Neill returns as Dr. Alan Grant, the mild-mannered paleontologist who loved dinosaurs until he actually met some and, as he pithily puts it, "they tried to eat me." That happened in the original "Jurassic Park," when Grant was invited by a businessman to endorse his new tourist attraction, a nature preserve populated by prehistoric creatures generated through newly discovered cloning techniques.
The creatures went wild, of course, and Grant was lucky to escape the island alive.
Now he doesn't want to mingle with dinosaurs, he just wants to think about them - and to cultivate his novel theory regarding velociraptors, which he's decided are the smartest nonhuman beings on the planet.
He needs funding for his research, so he agrees to guide a small airplane tour over one of the prehistorically populated islands. He's been shanghaied, though: It's not a tour at all, but a scheme to save a missing boy who's stranded in the jungle and may already have become fodder for some gluttonous tyrannosaurus rex.
Neill strolls gamely and amiably through the story, as does the rest of the well-chosen cast that Spielberg's bottomless resources have purchased for this project: William H. Macy and Tea Leoni as the couple who kidnap Grant, young Trevor Morgan as their missing kid, Alessandro Nivola as Grant's protege, and Laura Dern as his paleobotanist colleague.

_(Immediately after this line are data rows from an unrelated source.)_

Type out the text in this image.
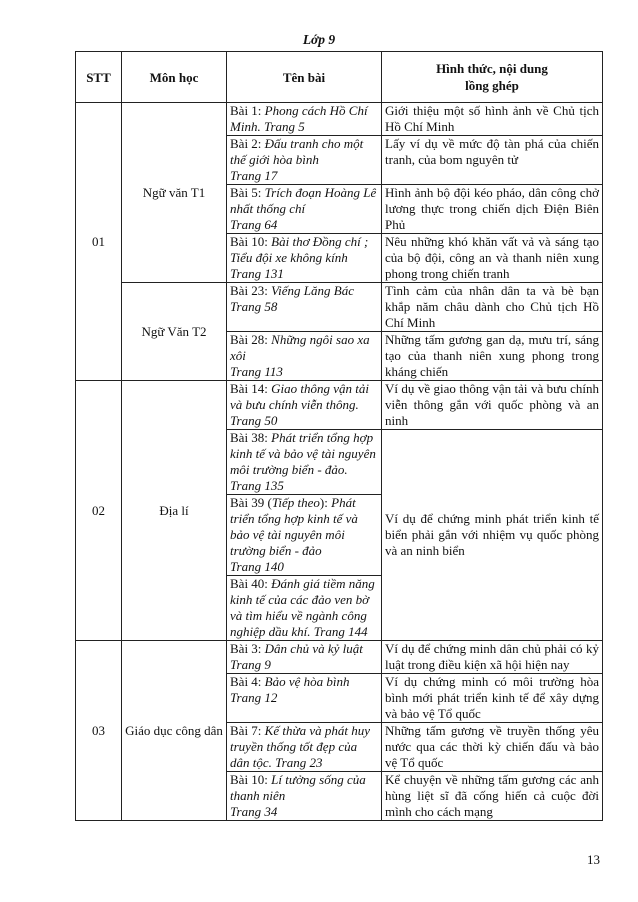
Lớp 9
STT	Môn học	Tên bài	Hình thức, nội dung
lồng ghép
01	Ngữ văn T1	Bài 1: Phong cách Hồ Chí Minh. Trang 5	Giới thiệu một số hình ảnh về Chủ tịch Hồ Chí Minh
		Bài 2: Đấu tranh cho một thế giới hòa bình
Trang 17	Lấy ví dụ về mức độ tàn phá của chiến tranh, của bom nguyên tử
		Bài 5: Trích đoạn Hoàng Lê nhất thống chí
Trang 64	Hình ảnh bộ đội kéo pháo, dân công chở lương thực trong chiến dịch Điện Biên Phủ
		Bài 10: Bài thơ Đồng chí ; Tiểu đội xe không kính
Trang 131	Nêu những khó khăn vất vả và sáng tạo của bộ đội, công an và thanh niên xung phong trong chiến tranh
	Ngữ Văn T2	Bài 23: Viếng Lăng Bác
Trang 58	Tình cảm của nhân dân ta và bè bạn khắp năm châu dành cho Chủ tịch Hồ Chí Minh
		Bài 28: Những ngôi sao xa xôi
Trang 113	Những tấm gương gan dạ, mưu trí, sáng tạo của thanh niên xung phong trong kháng chiến
02	Địa lí	Bài 14: Giao thông vận tải và bưu chính viễn thông. Trang 50	Ví dụ về giao thông vận tải và bưu chính viễn thông gắn với quốc phòng và an ninh
		Bài 38: Phát triển tổng hợp kinh tế và bảo vệ tài nguyên môi trường biển - đảo. Trang 135	Ví dụ để chứng minh phát triển kinh tế biển phải gắn với nhiệm vụ quốc phòng và an ninh biển
		Bài 39 (Tiếp theo): Phát triển tổng hợp kinh tế và bảo vệ tài nguyên môi trường biển - đảo
Trang 140	
		Bài 40: Đánh giá tiềm năng kinh tế của các đảo ven bờ và tìm hiểu về ngành công nghiệp dầu khí. Trang 144	
03	Giáo dục công dân	Bài 3: Dân chủ và kỷ luật
Trang 9	Ví dụ để chứng minh dân chủ phải có kỷ luật trong điều kiện xã hội hiện nay
		Bài 4: Bảo vệ hòa bình
Trang 12	Ví dụ chứng minh có môi trường hòa bình mới phát triển kinh tế để xây dựng và bảo vệ Tổ quốc
		Bài 7: Kế thừa và phát huy truyền thống tốt đẹp của dân tộc. Trang 23	Những tấm gương về truyền thống yêu nước qua các thời kỳ chiến đấu và bảo vệ Tổ quốc
		Bài 10: Lí tưởng sống của thanh niên
Trang 34	Kể chuyện về những tấm gương các anh hùng liệt sĩ đã cống hiến cả cuộc đời mình cho cách mạng
13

The visual effects (see "An all-too-real dinosaur 'puppet,' " page 19) are also fine - animated dinosaurs have become a Spielberg specialty - and the soundtrack's lustily amplified shrieks, roars, and rumbles will shiver your eardrums if your theater's speakers hold under the strain.
What's missing is the spark of originality that made the first "Jurassic Park" a diverting adventure if not a great movie. Action scenes crop up with clockwork precision, delivering tidy doses of the towering torsos, toothy jaws, yowling throats, thundering feet, and endangered victims that the "Jurassic" series was invented for. But fresh ideas are harder to detect than the Roman numeral in the title.
It's hard to believe that the screenwriting team of Alexander Payne and Jim Taylor, who made the excellent sociopolitical comedy "Election" a couple of summers ago, helped pen this by-the-numbers script. It's also hard to imagine how Spielberg could have signed his name to such stale material and the ambitious "A.I." in the same season.
"Jurassic Park III" may make more money in the short run, but "A.I." is many times more memorable, despite its many flaws. If velociraptors are so smart, why didn't they chomp up the camera before this cinematic clone got loose and sullied their good name?
Rated PG-13; contains a great deal of action-movie violence.